The government is pursuing an aggressive National Sugar Policy to ensure a reduction in the importation of sugar, the Minister of Trade and Industry, Dr Ekwow Spio-Garbrah, has stated.

That, he explained, had been necessitated by the amount of money Ghana spent on the importation of sugar every year, despite the favourable climatic and soil precondition for sugarcane production it was endowed with.

Ghana spends approximately US$ 400 million on the importation of sugar each year.

Dr Spio-Garbrah made this known when he addressed the maiden consultative meeting on the national draft sugar policy in Accra yesterday.

The meeting served as a platform for stakeholders to familiarise themselves with the draft sugar policy, validate it and take decisions on revamping the local sugar industry.

The draft policy was developed by the Ministry of Trade and Industry to serve as a national strategic guideline for players in the sector and prospective investors.

The document is also expected to be the guideline for the refurbishment of the local sugar industry to ultimately make it compete with other international markets.

Dr Spio-Garbrah said the policy was also targeted at ensuring that the country became self-sufficient in the production of sugar between two and four years.

He said as part of the intervention measures, the government was including private participation in its quest to revamp the local sugar industry.

In his remarks, the Chief Director of the ministry, Mr Dawarnoba Baeka, said the once vibrant industry, which was producing approximately 40,000 metric tonnes of sugar yearly between 1960 and 1980, had collapsed.

He said since the Asutuare and Komenda sugar factories ceased production, Ghana had had to import sugar to satisfy all requirements which currently stood at about 200,000 tonnes annually.

The Asutuare factory started operation in 1966 with a capacity of 30,000 tonnes of sugar yearly.

The sugar plant at Komenda, with a capacity of 15,000 tonnes of sugar annually, started operations in 1967.

Mr Baeka attributed the collapse of the two sugar factories to a number of reasons, including the lack of a national policy framework and excessive governmental control.

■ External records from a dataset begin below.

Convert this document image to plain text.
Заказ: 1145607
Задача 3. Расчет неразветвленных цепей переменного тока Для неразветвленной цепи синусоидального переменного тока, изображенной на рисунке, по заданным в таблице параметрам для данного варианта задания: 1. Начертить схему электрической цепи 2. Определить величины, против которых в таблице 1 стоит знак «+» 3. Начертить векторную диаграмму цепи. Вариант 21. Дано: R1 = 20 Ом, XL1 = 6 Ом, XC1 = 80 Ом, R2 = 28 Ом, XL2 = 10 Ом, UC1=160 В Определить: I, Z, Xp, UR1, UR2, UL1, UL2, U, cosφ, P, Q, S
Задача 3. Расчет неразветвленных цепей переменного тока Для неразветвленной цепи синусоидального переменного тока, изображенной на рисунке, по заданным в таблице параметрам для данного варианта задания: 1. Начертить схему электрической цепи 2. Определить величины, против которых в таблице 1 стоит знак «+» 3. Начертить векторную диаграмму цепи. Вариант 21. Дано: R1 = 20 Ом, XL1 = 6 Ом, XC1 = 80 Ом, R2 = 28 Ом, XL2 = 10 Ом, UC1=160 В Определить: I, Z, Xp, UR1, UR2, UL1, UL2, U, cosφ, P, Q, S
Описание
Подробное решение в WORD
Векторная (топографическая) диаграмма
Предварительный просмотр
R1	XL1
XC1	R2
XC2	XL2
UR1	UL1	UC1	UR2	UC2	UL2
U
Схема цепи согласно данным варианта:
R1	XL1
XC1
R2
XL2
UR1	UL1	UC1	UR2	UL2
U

According to the draft policy, sugar is the eighth most valuable product imported by the country in 2013 and the fourth largest food import after rice, fish and poultry.

It said despite the significant demand for sugar, domestic production was currently zero.

The draft policy proposes eight strategic objectives, including the provision of land, infrastructure development, human resource development, research development, legal and regulatory framework and financing and tax framework.